Cette position prise par l’archevêque de Paris nous invite à penser au-delà même de l’évènement. Car elle est très différente de celle choisie par des chrétiens qui se disent traditionalistes et qui n’hésitent pas à ouvrir un véritable front contre la provocation de Rodrigo Garcia. Il n’entendent pas rester à l’intérieur d’un sanctuaire, ils veulent manifester leur désapprobation et leur colère devant le théâtre du Rond Point. Ce sont deux causes, deux camps qui s’affrontent et qui doivent s’affronter parce qu’entre eux il y a une inimitié totale. Bien sûr, cette attitude peut se justifier dès lors que l’offense est directe et s’exprime dans l’injure.
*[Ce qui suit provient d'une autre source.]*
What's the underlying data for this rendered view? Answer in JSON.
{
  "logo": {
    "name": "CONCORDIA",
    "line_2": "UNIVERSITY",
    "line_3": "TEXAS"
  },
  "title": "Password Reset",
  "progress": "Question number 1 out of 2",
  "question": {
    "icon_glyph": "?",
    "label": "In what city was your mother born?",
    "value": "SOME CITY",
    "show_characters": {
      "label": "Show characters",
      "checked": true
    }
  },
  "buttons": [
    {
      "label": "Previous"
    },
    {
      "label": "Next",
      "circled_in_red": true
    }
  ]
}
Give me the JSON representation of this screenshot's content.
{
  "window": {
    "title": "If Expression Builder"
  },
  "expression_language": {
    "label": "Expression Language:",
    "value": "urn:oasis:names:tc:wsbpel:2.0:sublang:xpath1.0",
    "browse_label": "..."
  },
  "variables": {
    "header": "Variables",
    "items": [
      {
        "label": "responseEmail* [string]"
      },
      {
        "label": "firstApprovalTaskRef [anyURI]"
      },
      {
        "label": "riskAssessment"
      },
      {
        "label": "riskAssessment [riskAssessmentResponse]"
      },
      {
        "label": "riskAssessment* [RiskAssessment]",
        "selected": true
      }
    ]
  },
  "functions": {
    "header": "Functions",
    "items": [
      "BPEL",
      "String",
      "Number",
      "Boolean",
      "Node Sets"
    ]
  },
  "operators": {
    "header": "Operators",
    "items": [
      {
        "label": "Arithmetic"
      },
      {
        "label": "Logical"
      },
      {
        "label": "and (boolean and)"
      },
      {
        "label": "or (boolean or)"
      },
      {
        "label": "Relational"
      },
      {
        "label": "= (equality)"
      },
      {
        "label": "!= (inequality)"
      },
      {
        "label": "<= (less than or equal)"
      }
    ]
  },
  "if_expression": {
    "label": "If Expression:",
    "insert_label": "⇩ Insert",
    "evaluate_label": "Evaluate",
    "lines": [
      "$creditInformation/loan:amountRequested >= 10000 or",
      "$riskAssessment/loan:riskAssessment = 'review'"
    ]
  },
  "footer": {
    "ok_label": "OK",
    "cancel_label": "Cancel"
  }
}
Cependant, il faut faire très attention à ce type d’affrontement, car il peut signifier qu’il est sans remède et sans issue. Un certain nombre de chrétiens ont adopté une autre attitude, en exprimant leur tristesse mais aussi leur volonté de parler avec ceux qu’on ne se résout pas à enfermer dans une détermination unique et définitive. Il ne s’agit ni de compromis ni de transaction. Au contraire ! Il s’agit de se faire comprendre en employant les arguments de la raison sans ignorer ceux que Pascal référait au cœur. Bien sûr, ce choix n’est pas facile. Il exige à la fois fermeté et générosité. La provocation de Golgota picnic est peut-être une occasion providentielle pour nous réveiller et inventer les modes nouveaux du dialogue de la foi et de l’incroyance.
Chronique lue sur Radio Notre-Dame le 12 décembre 2011.